Correio de Carajás

Lucro da Vale despenca 62% e fecha 2025 em US$ 2,3 bilhões

Prejuízo no 4º trimestre e provisões para Samarco impactam resultado, mas produção de minério de ferro e níquel cresce; Novo Carajás em foco.

Máquina de mineração industrial amarela em operação com grandes pilhas de minério e floresta ao fundo.
O resultado foi puxado por um prejuízo de US$ 3,8 bilhões no quarto trimestre
Por: Da Redação
✏️ Atualizado em 14/02/2026 08h45

A Vale encerrou 2025 com lucro líquido de US$ 2,3 bilhões, uma queda de 62% em relação a 2024. O resultado foi puxado por um prejuízo de US$ 3,8 bilhões no quarto trimestre, o maior impacto vindo de uma baixa contábil de US$ 3,5 bilhões em ativos de níquel no Canadá. A mineradora também aumentou em US$ 449 milhões as provisões para o rompimento da barragem da Samarco em Mariana (MG), em 2015.
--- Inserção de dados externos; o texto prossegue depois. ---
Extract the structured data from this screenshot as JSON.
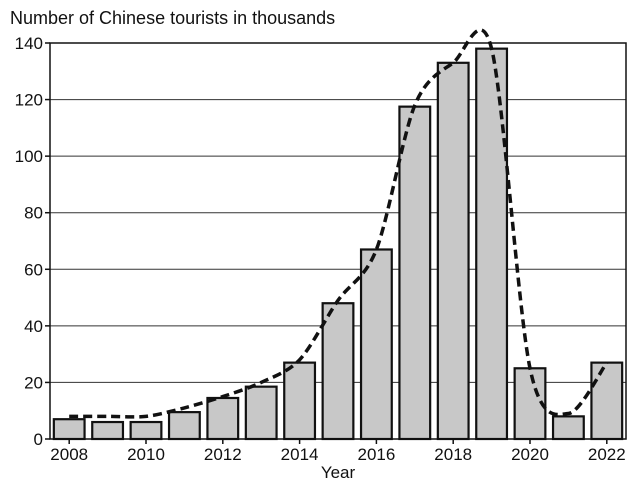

Uma decisão da Justiça do Reino Unido responsabilizou a BHP, sócia da Vale na Samarco, pelo desastre. As duas empresas acordaram dividir igualmente os custos futuros do processo. A Vale precisou provisionar mais dinheiro para cobrir possíveis indenizações aos atingidos pela tragédia. Além disso, a revisão para baixo no valor dos ativos de níquel reflete as expectativas menos otimistas do mercado para o metal nos próximos anos.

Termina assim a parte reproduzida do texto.